Hepimiz büyük bir hapishanedeyiz. Kendimizi özgür sanan tutsaklarız. Duvarlar beyaz bulutlarla kaplı, boyamışlar maviye kendimizi özgür sanalım diye bir parça. Suyun üzerindeyiz ve önümüzde sonsuz bir ufuk var sanıyoruz. Oysa hareket alanımız 15-20 metrekareden ibaret sistem içerisinde. Hiçbirimiz özgür değiliz, özgürlüğümüzü kısıtlayanlar da dahil. Onlar da, iktidar sahipleri de iktidar makinesinin bir vidası, bir dişlisi olmaktan başka bir şey ifade etmiyorlar. Özgürlüklerini en önce kaybedenler, onu satanlar iktidar makinesinin işte bu dişlileridir. Çünkü özgürlükleri kısıtlayanlar iki kez tutsak olmuşlardır: Birincisi başkalarının özgürlüklerini kısıtladıkları için, ikincisi ise kendi özgürlüklerini iktidar makinesinin dişlileri arasında parçaladıkları için.

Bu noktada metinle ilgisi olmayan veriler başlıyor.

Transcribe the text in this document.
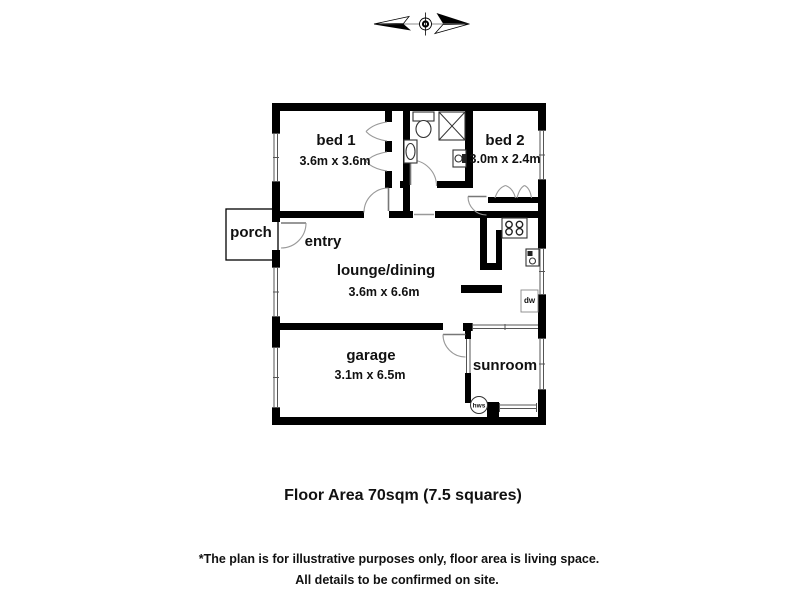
dw
hws
bed 1
3.6m x 3.6m
bed 2
3.0m x 2.4m
porch
entry
lounge/dining
3.6m x 6.6m
garage
3.1m x 6.5m
sunroom
Floor Area 70sqm (7.5 squares)
*The plan is for illustrative purposes only, floor area is living space.
All details to be confirmed on site.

Eğer tek bir insanın önünde eğiliyorsan, geri kalan bütün dünyaya hükmetsen boştur, değmez. Ne kimsenin önünde diz çökün, ne de kimsenin sizin önünüzde diz çökmesine izin verin.
Özgürlüğe giden bir yol var, ve kilometre taşları: İtaat, çalışmak, dürüstlük, düzen, temizlik, doğruluk, özveri ve vatan sevgisi.